Lastly, notice your head as it shifts and moves slightly up and down with each footstep.
Continue to scan your body, noting how these sensations change throughout your walk.
Observational Mindful Walking
You might also enjoy the ”observational walking” technique that brings awareness to your own emotional experience of walking.
Notice your emotional reactions to everything and everyone around you. This might bring up feelings of self-consciousness as you pass others or a small pleasure when you step into the sunshine.
Observe how your emotions affect your walking and observations. How does your emotional state change your movement?
For example, try walking like you are fearful or distracted. Try walking confidently after that and then shifting back into your normal rhythm.
Using All Five Senses
This adaptation for walking meditation involves tuning into your five senses as you move. Try the following order of techniques:
See how the view changes as shapes and objects shift in and out of your line of vision while you walk.
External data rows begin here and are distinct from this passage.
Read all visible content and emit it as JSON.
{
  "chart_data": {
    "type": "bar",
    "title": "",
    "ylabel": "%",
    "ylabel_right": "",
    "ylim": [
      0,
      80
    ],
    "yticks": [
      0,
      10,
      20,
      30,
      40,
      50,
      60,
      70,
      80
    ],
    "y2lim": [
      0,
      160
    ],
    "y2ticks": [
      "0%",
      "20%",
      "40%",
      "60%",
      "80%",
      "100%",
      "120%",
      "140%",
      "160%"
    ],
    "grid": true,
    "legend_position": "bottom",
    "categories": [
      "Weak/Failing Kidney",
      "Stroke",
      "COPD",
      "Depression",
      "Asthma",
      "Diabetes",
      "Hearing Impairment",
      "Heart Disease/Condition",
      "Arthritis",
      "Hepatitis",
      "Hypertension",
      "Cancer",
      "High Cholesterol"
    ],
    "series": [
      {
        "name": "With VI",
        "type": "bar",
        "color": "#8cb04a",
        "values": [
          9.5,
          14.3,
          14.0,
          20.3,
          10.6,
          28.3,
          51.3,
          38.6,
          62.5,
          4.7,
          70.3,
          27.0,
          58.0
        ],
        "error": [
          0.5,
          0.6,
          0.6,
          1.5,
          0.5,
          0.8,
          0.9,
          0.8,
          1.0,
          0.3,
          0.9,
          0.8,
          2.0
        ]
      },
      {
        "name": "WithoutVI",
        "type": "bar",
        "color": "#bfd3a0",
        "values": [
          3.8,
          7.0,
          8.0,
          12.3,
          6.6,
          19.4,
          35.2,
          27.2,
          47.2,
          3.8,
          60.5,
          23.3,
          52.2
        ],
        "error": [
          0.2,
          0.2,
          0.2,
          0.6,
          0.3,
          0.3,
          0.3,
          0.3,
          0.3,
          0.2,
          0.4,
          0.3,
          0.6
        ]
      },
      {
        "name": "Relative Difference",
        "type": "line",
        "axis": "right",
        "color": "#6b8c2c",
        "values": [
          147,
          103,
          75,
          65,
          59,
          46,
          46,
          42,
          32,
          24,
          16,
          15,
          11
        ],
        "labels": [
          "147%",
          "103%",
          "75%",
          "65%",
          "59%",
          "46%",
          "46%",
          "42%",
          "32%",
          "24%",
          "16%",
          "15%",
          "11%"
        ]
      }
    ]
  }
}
Touch the ground with the soles of your feet mindfully.
Hear the sounds around you.
Smell the fresh air.
Taste something akin to taste as you breathe through your mouth open.
When your thoughts tend to drift to the past or future, focusing on your five senses can help keep you grounded in the current moment.
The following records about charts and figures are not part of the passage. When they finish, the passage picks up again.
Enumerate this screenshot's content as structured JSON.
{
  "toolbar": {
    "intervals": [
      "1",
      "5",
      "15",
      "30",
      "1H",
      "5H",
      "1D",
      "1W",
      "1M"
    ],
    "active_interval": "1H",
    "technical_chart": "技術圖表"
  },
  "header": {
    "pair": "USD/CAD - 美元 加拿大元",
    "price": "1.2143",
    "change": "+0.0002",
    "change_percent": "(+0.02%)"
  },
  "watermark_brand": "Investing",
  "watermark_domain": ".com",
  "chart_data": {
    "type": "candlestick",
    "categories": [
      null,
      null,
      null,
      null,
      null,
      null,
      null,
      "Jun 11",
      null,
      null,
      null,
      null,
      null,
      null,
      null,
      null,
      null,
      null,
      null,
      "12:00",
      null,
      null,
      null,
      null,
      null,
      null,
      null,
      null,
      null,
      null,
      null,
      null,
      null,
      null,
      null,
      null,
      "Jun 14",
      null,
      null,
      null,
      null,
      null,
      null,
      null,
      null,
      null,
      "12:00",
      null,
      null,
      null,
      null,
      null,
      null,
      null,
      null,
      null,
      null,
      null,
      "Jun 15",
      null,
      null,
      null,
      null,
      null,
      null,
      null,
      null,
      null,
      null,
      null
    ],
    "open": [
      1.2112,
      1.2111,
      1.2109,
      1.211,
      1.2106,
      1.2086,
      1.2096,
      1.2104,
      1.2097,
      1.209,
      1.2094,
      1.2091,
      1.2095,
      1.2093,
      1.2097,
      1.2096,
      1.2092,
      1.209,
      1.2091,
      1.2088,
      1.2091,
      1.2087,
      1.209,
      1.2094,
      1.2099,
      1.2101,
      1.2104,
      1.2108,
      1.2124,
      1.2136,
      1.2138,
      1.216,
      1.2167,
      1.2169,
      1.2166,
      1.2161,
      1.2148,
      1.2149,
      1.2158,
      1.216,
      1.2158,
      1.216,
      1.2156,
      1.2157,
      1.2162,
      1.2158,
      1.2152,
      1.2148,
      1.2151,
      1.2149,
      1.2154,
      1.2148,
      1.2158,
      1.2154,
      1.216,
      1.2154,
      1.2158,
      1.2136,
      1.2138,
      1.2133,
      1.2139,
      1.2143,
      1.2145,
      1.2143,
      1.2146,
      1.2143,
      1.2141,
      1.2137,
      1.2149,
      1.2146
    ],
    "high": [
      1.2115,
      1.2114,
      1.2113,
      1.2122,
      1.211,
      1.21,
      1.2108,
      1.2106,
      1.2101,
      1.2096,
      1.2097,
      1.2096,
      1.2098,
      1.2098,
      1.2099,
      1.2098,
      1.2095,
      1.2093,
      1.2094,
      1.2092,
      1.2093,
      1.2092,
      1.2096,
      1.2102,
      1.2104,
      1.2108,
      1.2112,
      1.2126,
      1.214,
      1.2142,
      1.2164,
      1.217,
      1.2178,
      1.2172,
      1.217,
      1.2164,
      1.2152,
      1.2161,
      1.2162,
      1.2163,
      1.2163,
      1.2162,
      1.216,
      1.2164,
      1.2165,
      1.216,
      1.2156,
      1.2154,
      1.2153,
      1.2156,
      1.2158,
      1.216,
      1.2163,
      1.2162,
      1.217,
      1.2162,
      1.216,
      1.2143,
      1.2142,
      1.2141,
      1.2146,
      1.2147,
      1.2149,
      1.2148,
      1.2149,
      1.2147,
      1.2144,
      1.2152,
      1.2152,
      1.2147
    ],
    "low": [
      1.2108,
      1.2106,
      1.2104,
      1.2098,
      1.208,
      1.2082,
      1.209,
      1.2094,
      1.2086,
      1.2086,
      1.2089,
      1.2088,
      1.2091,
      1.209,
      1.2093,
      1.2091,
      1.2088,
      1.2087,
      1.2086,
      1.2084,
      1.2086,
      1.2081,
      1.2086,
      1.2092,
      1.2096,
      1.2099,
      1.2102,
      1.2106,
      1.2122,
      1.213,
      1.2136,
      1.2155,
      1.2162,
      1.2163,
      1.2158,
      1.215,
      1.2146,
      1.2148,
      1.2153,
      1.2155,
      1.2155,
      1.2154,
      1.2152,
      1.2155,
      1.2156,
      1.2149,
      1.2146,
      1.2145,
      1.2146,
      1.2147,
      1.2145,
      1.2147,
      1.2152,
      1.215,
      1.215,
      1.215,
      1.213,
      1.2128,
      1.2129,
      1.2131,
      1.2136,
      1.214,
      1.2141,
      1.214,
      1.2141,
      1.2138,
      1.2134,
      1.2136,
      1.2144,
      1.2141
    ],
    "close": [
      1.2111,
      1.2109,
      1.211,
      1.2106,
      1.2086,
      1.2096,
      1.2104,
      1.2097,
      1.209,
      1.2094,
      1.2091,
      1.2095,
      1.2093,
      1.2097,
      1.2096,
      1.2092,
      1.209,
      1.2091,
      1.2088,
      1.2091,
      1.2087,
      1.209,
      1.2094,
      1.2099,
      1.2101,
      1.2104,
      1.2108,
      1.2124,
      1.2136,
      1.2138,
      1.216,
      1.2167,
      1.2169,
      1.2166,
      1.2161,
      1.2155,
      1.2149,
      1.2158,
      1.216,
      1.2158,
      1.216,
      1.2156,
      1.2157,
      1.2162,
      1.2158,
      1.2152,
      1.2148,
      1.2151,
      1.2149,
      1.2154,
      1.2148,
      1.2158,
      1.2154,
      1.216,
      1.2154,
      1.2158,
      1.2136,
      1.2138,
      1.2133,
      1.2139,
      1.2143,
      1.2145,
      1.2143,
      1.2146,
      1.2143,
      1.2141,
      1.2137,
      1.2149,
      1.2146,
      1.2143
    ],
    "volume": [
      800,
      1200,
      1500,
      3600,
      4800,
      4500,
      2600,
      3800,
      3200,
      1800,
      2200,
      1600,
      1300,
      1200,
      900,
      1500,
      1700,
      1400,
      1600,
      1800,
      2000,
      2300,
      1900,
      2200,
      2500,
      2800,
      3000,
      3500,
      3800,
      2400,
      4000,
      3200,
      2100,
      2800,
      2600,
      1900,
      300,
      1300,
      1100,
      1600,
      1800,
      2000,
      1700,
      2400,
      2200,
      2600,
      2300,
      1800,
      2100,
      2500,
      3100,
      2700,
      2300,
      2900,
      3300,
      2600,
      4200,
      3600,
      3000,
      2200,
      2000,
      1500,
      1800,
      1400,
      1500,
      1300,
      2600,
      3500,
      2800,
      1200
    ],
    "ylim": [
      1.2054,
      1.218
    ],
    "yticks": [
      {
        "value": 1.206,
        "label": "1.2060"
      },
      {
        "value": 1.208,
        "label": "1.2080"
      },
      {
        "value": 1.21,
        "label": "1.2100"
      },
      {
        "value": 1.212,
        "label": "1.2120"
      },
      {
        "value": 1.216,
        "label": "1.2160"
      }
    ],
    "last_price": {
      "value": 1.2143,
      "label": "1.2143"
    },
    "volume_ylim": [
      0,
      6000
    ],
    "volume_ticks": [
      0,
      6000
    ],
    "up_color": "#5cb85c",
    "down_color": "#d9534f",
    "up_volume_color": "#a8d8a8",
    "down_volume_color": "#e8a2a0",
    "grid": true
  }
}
How to Make Mindful Walking a Habit
To make mindful walking a habit, you'll need to create a neurological loop that sits at the core of every habit and consists of three elements: a cue, a routine, and a reward.
The cue is a trigger that reminds you to go for a mindful walk, the routine is going for a walk, and the reward is the payoff you get. It can be anything that makes you happy, but it's essential to give yourself an immediate reward.
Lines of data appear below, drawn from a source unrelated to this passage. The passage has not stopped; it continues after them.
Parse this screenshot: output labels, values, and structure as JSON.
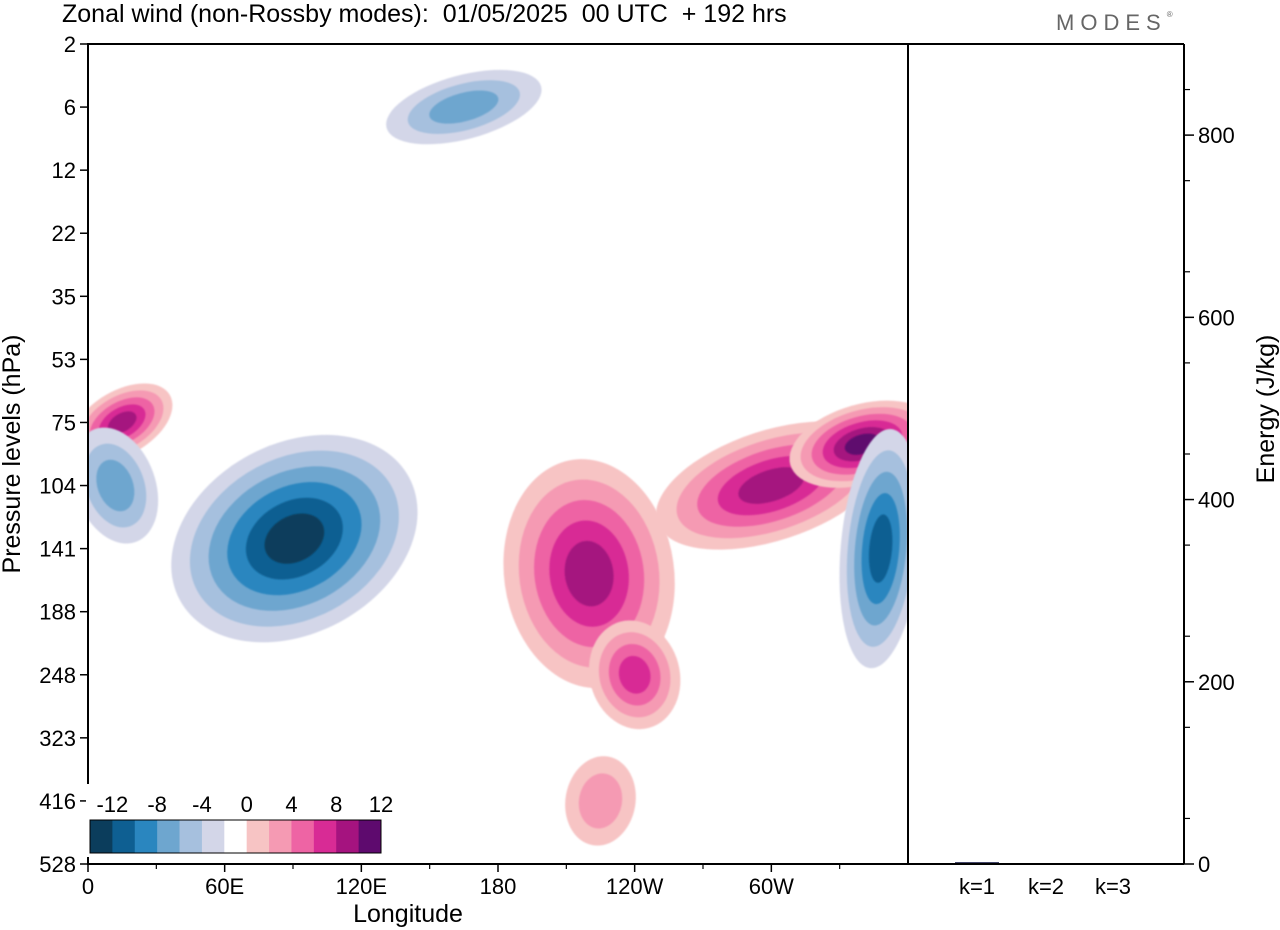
{
  "title": "Zonal wind (non-Rossby modes):  01/05/2025  00 UTC  + 192 hrs",
  "logo": "MODES",
  "chart_data": [
    {
      "type": "heatmap",
      "xlabel": "Longitude",
      "ylabel": "Pressure levels (hPa)",
      "x_ticks": [
        "0",
        "60E",
        "120E",
        "180",
        "120W",
        "60W"
      ],
      "x_tick_values": [
        0,
        60,
        120,
        180,
        240,
        300
      ],
      "xlim": [
        0,
        360
      ],
      "y_ticks": [
        "2",
        "6",
        "12",
        "22",
        "35",
        "53",
        "75",
        "104",
        "141",
        "188",
        "248",
        "323",
        "416",
        "528"
      ],
      "colorbar": {
        "labels": [
          "-12",
          "-8",
          "-4",
          "0",
          "4",
          "8",
          "12"
        ],
        "levels": [
          -14,
          -12,
          -10,
          -8,
          -6,
          -4,
          -2,
          2,
          4,
          6,
          8,
          10,
          12,
          14
        ],
        "colors": [
          "#0b3d5c",
          "#0e5f92",
          "#2a86bf",
          "#6ea6cf",
          "#a6c0de",
          "#d3d6e8",
          "#ffffff",
          "#f7c4c4",
          "#f59ab3",
          "#ee64a4",
          "#d82b95",
          "#a5137f",
          "#5e0a6e"
        ]
      },
      "features": [
        {
          "lon": 95,
          "level": "141",
          "value": -12
        },
        {
          "lon": 15,
          "level": "75",
          "value": 10
        },
        {
          "lon": 220,
          "level": "141",
          "value": 9
        },
        {
          "lon": 240,
          "level": "248",
          "value": 7
        },
        {
          "lon": 300,
          "level": "104",
          "value": 9
        },
        {
          "lon": 340,
          "level": "85",
          "value": 11
        },
        {
          "lon": 348,
          "level": "141",
          "value": -10
        },
        {
          "lon": 12,
          "level": "104",
          "value": -6
        },
        {
          "lon": 165,
          "level": "6",
          "value": -6
        },
        {
          "lon": 225,
          "level": "416",
          "value": 4
        }
      ]
    },
    {
      "type": "bar",
      "ylabel": "Energy (J/kg)",
      "categories": [
        "k=1",
        "k=2",
        "k=3"
      ],
      "values": [
        2,
        1,
        0.5
      ],
      "y_ticks": [
        "0",
        "200",
        "400",
        "600",
        "800"
      ],
      "ylim": [
        0,
        900
      ]
    }
  ]
}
For example, after you have your morning cup of coffee (cue), you'll go for a mindful walk for 10 minutes in the neighborhood (routine). Afterward, you will treat yourself to a glass of your favorite freshly-squeezed juice.
The more you repeat your routine, the more automatic it becomes. That's how habits work.
Pro Tip: Choose Natural Surroundings
One experiment showed that students who walked through the park improved their performance on a memory test more than students who walked along city streets. Numerous studies also suggest that spending time in green spaces can rejuvenate the mental resources that artificial environments deplete.
For example, a review of 64 research papers identified that spending time in nature mindfully provides an essential antidote to modern life stresses and strains.
Immersing yourself in nature and mindfully using all five senses can ease your stress and worry and help you relax and think more clearly. So, when choosing your walking route, try to aim for more natural surroundings.
Mindful walking simply means walking while being aware of each step and of our breathing. You can practice this form of meditation by moving slowly, maintaining awareness of your breath, your senses, and the movement of and muscles in your body.
Try some of these tips:
Basic Mindful Walking: Start walking slowly and focus on what you can see, smell, and touch. Pay attention to your breath.
Body Awareness Mindful Walking: Do a body scan in motion.
Observational Mindful Walking: Bring awareness to your own emotional experience of walking.
Mindful walking doesn't solely have benefits for your mental and physical health. It can increase creativity by helping you generate new ideas and by helping you stay focused.
As you practice mindful walking and learn to become more aware of the journey rather than the destination, you may transfer the learnings to other areas of your life: work, family, studies, or exercise. This way, mindful walking may become an excellent gateway habit to a healthier, happier life!